The New Orleans jazz funeral
This is one of the quintessential images of New Orleans, Louisiana: the loud and lively jazz funeral procession. New Orleans funerals strike a unique balance between joy and sorrow, the mourners being led by a band which plays sorrowful dirges to begin with, but once the body has been interred, the tunes take on a livelier note.
South Korea “pearls of the deceased”
In South Korea there is a law, passed in 2000, which obliges anyone who buries a loved one to remove the grave after 60 years. Shrinking cemetery space and this law have, between them, made cremation a more popular option. But families do not always want simple ashes, and several companies offer to transform the ashes into turquoise, pink or black pearl gems. These “pearls of the deceased” are kept on show in the home.
Funeral traditions in the Philippines
Many ethnic groups in the Philippines have their own unique funeral practices. Locals from the Benguet region in the north-west of the archipelago blindfold their deceased and position them next to the main door of the house, whilst the neighbours dress the body in their finest garments, sit them in a chair and place a lit cigarette in their mouths. Near Manila, the custom is to bury the dead in a hollowed-out tree trunk. When someone falls ill, they chose the tree they will ultimately be buried in. And the Apayo tribe from the north bury their dead underneath the kitchen floor.
Burials in Mongolia and Tibet
Many Vajrayana Buddhists in Mongolia and Tibet believe in the transmigration of the soul after death – the soul moves on; the body becomes merely an empty container. To return it to the soil, the body is cut into pieces which are placed on the top of a mountain to be consumed by vultures. This practice has existed for thousands of years and, as revealed by a recent report, around 80% of Tibetans still use this funeral tradition.
Eco-funerals in the USA
More and more people in the USA are opting for green burials. This means skipping embalming procedures, swapping traditional concrete vaults for coffins woven from biodegradable willow branches which decompose in the soil. The Green Burial Council, which has been in existence for 10 years, has approved 40 such burials in the USA. Another option is to become a memorial. A company called Eternal Reefs places the body in a sphere which is then anchored to an ocean reef, where it provides a habitat known as a “reef ball” for marine life.

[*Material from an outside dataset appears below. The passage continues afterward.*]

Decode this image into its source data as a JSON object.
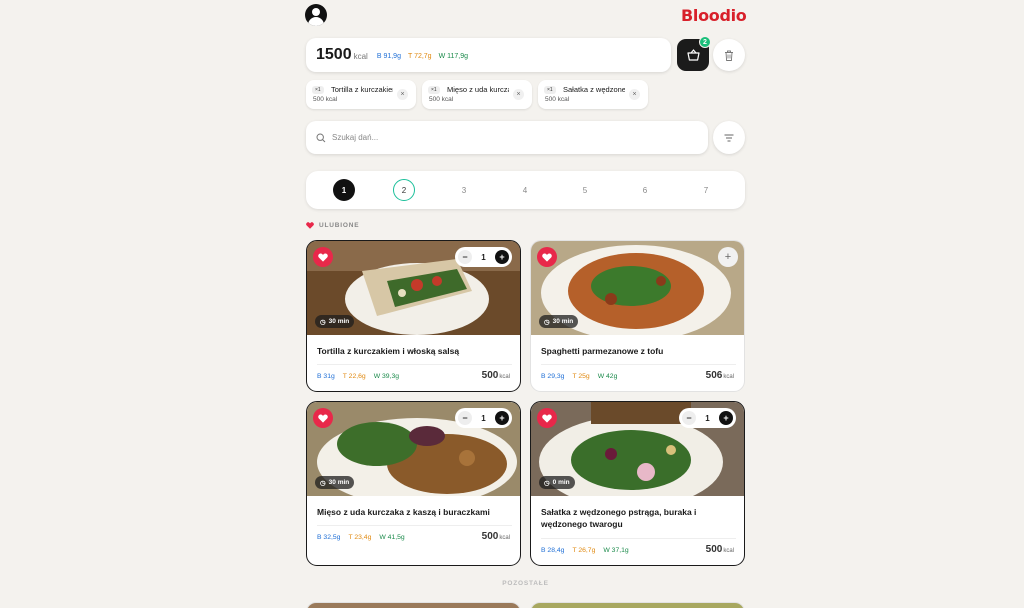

Australia (Aborigine tradition)
Elaborate rituals are performed on the death of a loved one by the Aborigines in Australia’s Northern Territory. First, everybody smokes in the home of the departed loved one to chase his or her spirit out. Then there is a party, where the mourners paint their bodies with ochre, dance and partake of the funeral feast. The body is traditionally placed on top of a platform which is kept covered with leaves as the body decomposes.
Ghana, fantasy funerals
In Ghana, people want to be buried in coffins which somehow represent their profession or something they were passionate about during their lives. These so-called “fantasy coffins” recently became public knowledge through Buzzfeed, which showed images of coffins in shapes such as a Mercedes-Benz for a businessman, an enormous fish for a fisherman and a huge bible for a fervent church-goer.
“As odd as it may seem, the Balinese are never so joyous as when performing their cremation ceremonies.” In Balinese tradition, cremation frees the soul so it may seek a new body to inhabit, and therefore the ceremony is considered a sacred duty.
Dancing with the bones in Madagascar
The Malagasy people of Madagascar have a famous ritual called “famadihana” or “dancing with the bones.” Once every five or seven years, the family will hold a celebration in their ancestral crypt where the bodies, wrapped in fabric, are exhumed and sprinkled with wine or perfume. Then a band plays while members of the family dance with the skeletons. For some, this is an opportunity to pass on family news to the deceased and ask their blessing, whilst for others it is a time for remembering the deceased person and recounting stories about them.
Soup of ashes for the Amazon Yanomami tribe
Believe it. They eat the ashes of their dead, but only if they were good and decent people when alive. If the body does not burn completely, for the Yanomami this is a clear sign that the deceased person did wrong during their life…and there won’t be any ashes to eat.
The Yanomami tribes, who inhabit extensive areas of the Amazon rainforest in Brazil and Venezuela, have an interesting ritual or Death Ceremony Tradition.
In Yanomami society, the female members of the family and tribe must mourn the passing of the dead member. If the rituals are not performed correctly or the body does not burn completely, it is because the deceased person did something bad in their lifetime.
The morning after the death, female members of the tribe blacken their cheeks to show their grief and begin keening for the dead person.
When they finish their laments, the deceased’s belongings are burned along with the body.
Then the tribe returns to its normal daily activities.
One month after a member of the tribe dies, the Yanomami organise a funeral feast at which the ashes of the deceased person are mixed into a plantain soup and consumed by family members.